Over the last three years, the district has not received about $900,000 of general state aid.
The board discussed meeting its goal of having a balanced budget by the 2016 fiscal year at its meeting Wednesday night. Shuttering Greenfield Elementary could save the district $350,000.
Kurz said the everything is on the table, including programs, athletics and other extracurricular activities.
"We do all those things for less than $130,000 a year," he said. "When you consider the benefit our students get from those activities, we would be losing a lot and not saving much."
Kurz reiterated that any decisions will not be made for several months.
"We're looking at all of our options, and we're going to be really intentional over the next few months at providing opportunities for staff and the community to share their thoughts," Kurz said. "We're forced to make some hard decisions, and we want to do that together as a community."
The district is hosting a community night at 7 p.m. Sept. 10 in the gym at Unity High School to give residents a chance to look at various cost-cutting scenarios.

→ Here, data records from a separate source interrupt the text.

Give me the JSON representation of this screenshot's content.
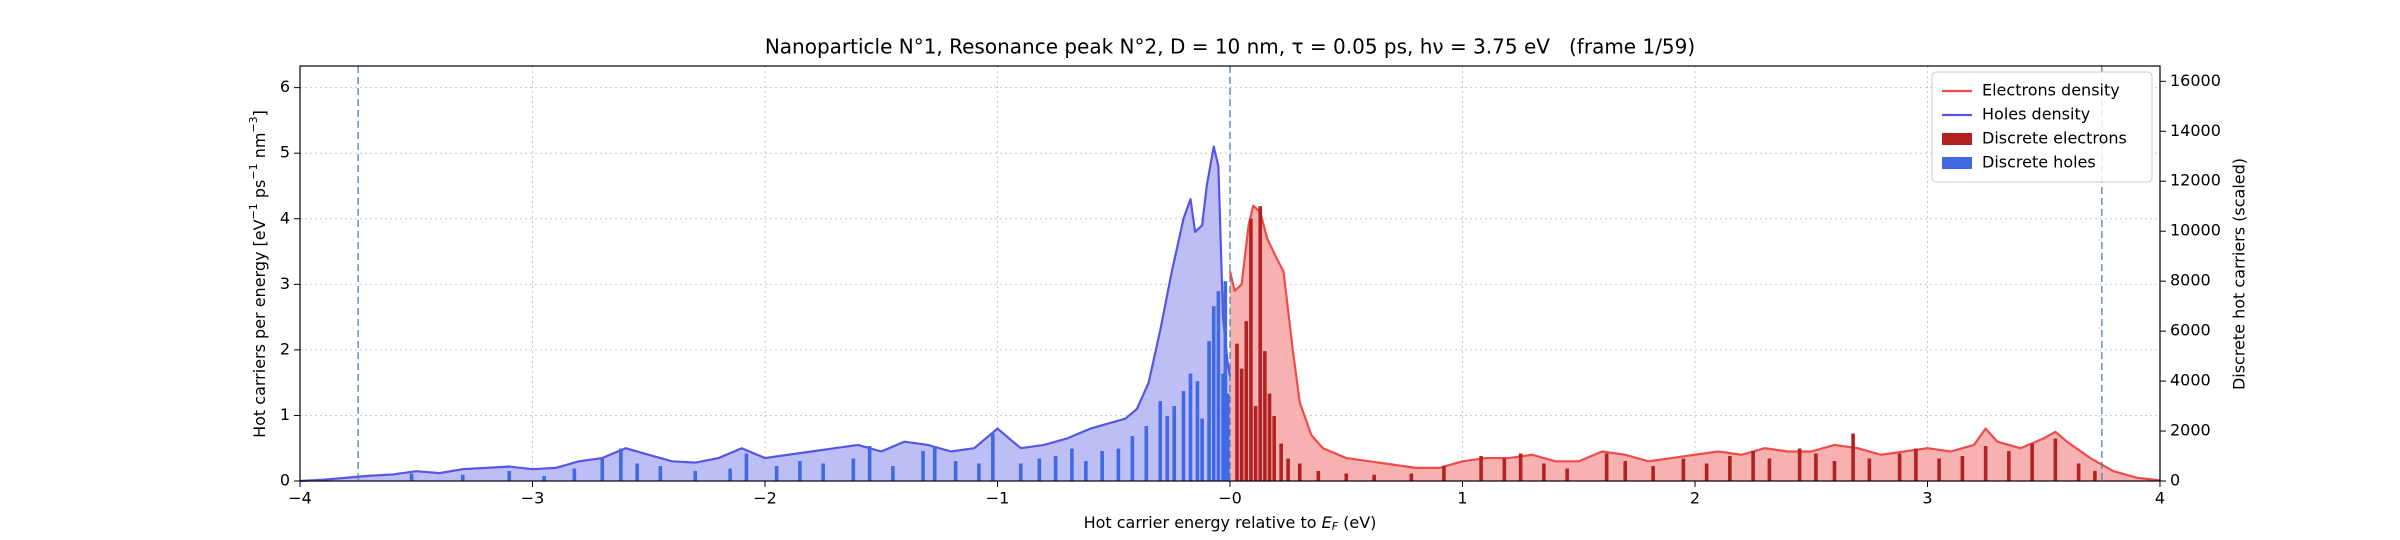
{
  "chart_data": {
    "type": "combo",
    "title": "Nanoparticle N°1, Resonance peak N°2, D = 10 nm, τ = 0.05 ps, hν = 3.75 eV   (frame 1/59)",
    "xlabel": [
      "Hot carrier energy relative to ",
      "E",
      "F",
      " (eV)"
    ],
    "ylabel": [
      "Hot carriers per energy [eV",
      "−1",
      " ps",
      "−1",
      " nm",
      "−3",
      "]"
    ],
    "y2label": "Discrete hot carriers (scaled)",
    "xlim": [
      -4,
      4
    ],
    "xticks": [
      {
        "value": -4,
        "label": "−4"
      },
      {
        "value": -3,
        "label": "−3"
      },
      {
        "value": -2,
        "label": "−2"
      },
      {
        "value": -1,
        "label": "−1"
      },
      {
        "value": 0,
        "label": "−0"
      },
      1,
      2,
      3,
      4
    ],
    "ylim": [
      0,
      6.33
    ],
    "yticks": [
      0,
      1,
      2,
      3,
      4,
      5,
      6
    ],
    "y2lim": [
      0,
      16613
    ],
    "y2ticks": [
      0,
      2000,
      4000,
      6000,
      8000,
      10000,
      12000,
      14000,
      16000
    ],
    "grid": true,
    "legend": "upper right",
    "vlines": [
      -3.75,
      0,
      3.75
    ],
    "series": [
      {
        "name": "Electrons density",
        "type": "area",
        "color": "#ee4c4c",
        "fill_color": "#f6a3a3",
        "x": [
          0,
          0.02,
          0.05,
          0.08,
          0.1,
          0.13,
          0.16,
          0.2,
          0.23,
          0.27,
          0.3,
          0.35,
          0.4,
          0.5,
          0.6,
          0.7,
          0.8,
          0.9,
          1.0,
          1.1,
          1.2,
          1.3,
          1.4,
          1.5,
          1.6,
          1.7,
          1.8,
          1.9,
          2.0,
          2.1,
          2.2,
          2.3,
          2.4,
          2.5,
          2.6,
          2.7,
          2.8,
          2.9,
          3.0,
          3.1,
          3.2,
          3.25,
          3.3,
          3.4,
          3.5,
          3.55,
          3.6,
          3.7,
          3.8,
          3.9,
          4.0
        ],
        "values": [
          3.2,
          2.9,
          3.0,
          3.9,
          4.2,
          4.1,
          3.7,
          3.4,
          3.2,
          2.0,
          1.2,
          0.7,
          0.5,
          0.35,
          0.3,
          0.25,
          0.2,
          0.2,
          0.3,
          0.35,
          0.35,
          0.4,
          0.3,
          0.3,
          0.45,
          0.4,
          0.3,
          0.35,
          0.4,
          0.45,
          0.4,
          0.5,
          0.45,
          0.45,
          0.55,
          0.5,
          0.4,
          0.45,
          0.5,
          0.45,
          0.55,
          0.8,
          0.6,
          0.5,
          0.65,
          0.75,
          0.6,
          0.35,
          0.15,
          0.05,
          0.01
        ]
      },
      {
        "name": "Holes density",
        "type": "area",
        "color": "#5656e6",
        "fill_color": "#b3b3f6",
        "x": [
          -4,
          -3.9,
          -3.8,
          -3.7,
          -3.6,
          -3.5,
          -3.4,
          -3.3,
          -3.2,
          -3.1,
          -3.0,
          -2.9,
          -2.8,
          -2.7,
          -2.6,
          -2.5,
          -2.4,
          -2.3,
          -2.2,
          -2.1,
          -2.0,
          -1.9,
          -1.8,
          -1.7,
          -1.6,
          -1.5,
          -1.4,
          -1.3,
          -1.2,
          -1.1,
          -1.0,
          -0.9,
          -0.8,
          -0.7,
          -0.6,
          -0.5,
          -0.45,
          -0.4,
          -0.35,
          -0.3,
          -0.25,
          -0.2,
          -0.17,
          -0.15,
          -0.12,
          -0.1,
          -0.07,
          -0.05,
          -0.03,
          -0.01,
          0
        ],
        "values": [
          0,
          0.02,
          0.05,
          0.08,
          0.1,
          0.15,
          0.12,
          0.18,
          0.2,
          0.22,
          0.18,
          0.2,
          0.3,
          0.35,
          0.5,
          0.4,
          0.3,
          0.28,
          0.35,
          0.5,
          0.35,
          0.4,
          0.45,
          0.5,
          0.55,
          0.45,
          0.6,
          0.55,
          0.45,
          0.5,
          0.8,
          0.5,
          0.55,
          0.65,
          0.8,
          0.9,
          0.95,
          1.1,
          1.5,
          2.3,
          3.2,
          4.0,
          4.3,
          3.8,
          3.9,
          4.5,
          5.1,
          4.8,
          2.5,
          1.8,
          1.6
        ]
      },
      {
        "name": "Discrete electrons",
        "type": "bar",
        "axis": "y2",
        "color": "#b22222",
        "x": [
          0.03,
          0.05,
          0.07,
          0.09,
          0.11,
          0.13,
          0.15,
          0.17,
          0.19,
          0.22,
          0.25,
          0.3,
          0.38,
          0.5,
          0.62,
          0.78,
          0.92,
          1.08,
          1.18,
          1.25,
          1.35,
          1.45,
          1.62,
          1.7,
          1.82,
          1.95,
          2.05,
          2.15,
          2.25,
          2.32,
          2.45,
          2.52,
          2.6,
          2.68,
          2.75,
          2.88,
          2.95,
          3.05,
          3.15,
          3.25,
          3.35,
          3.45,
          3.55,
          3.65,
          3.72
        ],
        "values": [
          5500,
          4500,
          6400,
          10500,
          3000,
          11000,
          5200,
          3500,
          2600,
          1500,
          900,
          700,
          400,
          300,
          250,
          300,
          600,
          1000,
          900,
          1100,
          700,
          500,
          1100,
          800,
          600,
          900,
          700,
          1000,
          1200,
          900,
          1300,
          1100,
          800,
          1900,
          900,
          1100,
          1300,
          900,
          1000,
          1400,
          1200,
          1500,
          1700,
          700,
          400
        ]
      },
      {
        "name": "Discrete holes",
        "type": "bar",
        "axis": "y2",
        "color": "#4169e1",
        "x": [
          -3.52,
          -3.3,
          -3.1,
          -2.95,
          -2.82,
          -2.7,
          -2.62,
          -2.55,
          -2.45,
          -2.3,
          -2.15,
          -2.08,
          -1.95,
          -1.85,
          -1.75,
          -1.62,
          -1.55,
          -1.45,
          -1.32,
          -1.27,
          -1.18,
          -1.08,
          -1.02,
          -0.9,
          -0.82,
          -0.75,
          -0.68,
          -0.62,
          -0.55,
          -0.48,
          -0.42,
          -0.36,
          -0.3,
          -0.27,
          -0.24,
          -0.2,
          -0.17,
          -0.14,
          -0.12,
          -0.09,
          -0.07,
          -0.05,
          -0.03,
          -0.02,
          -0.01
        ],
        "values": [
          300,
          250,
          400,
          200,
          500,
          900,
          1300,
          700,
          600,
          400,
          500,
          1100,
          600,
          800,
          700,
          900,
          1400,
          600,
          1200,
          1400,
          800,
          700,
          1900,
          700,
          900,
          1000,
          1300,
          800,
          1200,
          1300,
          1800,
          2200,
          3200,
          2600,
          3000,
          3600,
          4300,
          4000,
          2500,
          5600,
          7000,
          7600,
          4300,
          8000,
          3500
        ]
      }
    ]
  }
}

"Unfortunately, each year the (state budget) problem is not fixed," Kurz said. "The can has been kicked down the road, and it's going to be harder to solve the problem. Until there is some real reform and real change out of Springfield, it looks like it is going to be worse every year for us."
The Mendon School Board also ratified a three-year contract with the Unit Four Education Association that maintains the same salary schedule based on years of experience and education. The average raise is 1.5 percent.
Kurz said a tentative agreement between the two sides was approved in less than three hours.
The contract also decreases end-of-career raises. Teachers now receive 6 percent raises during the four years preceding retirement. By the end of the contract, the raises will be 4 percent.
The board also approved 1.5 percent raises for other employees in the district.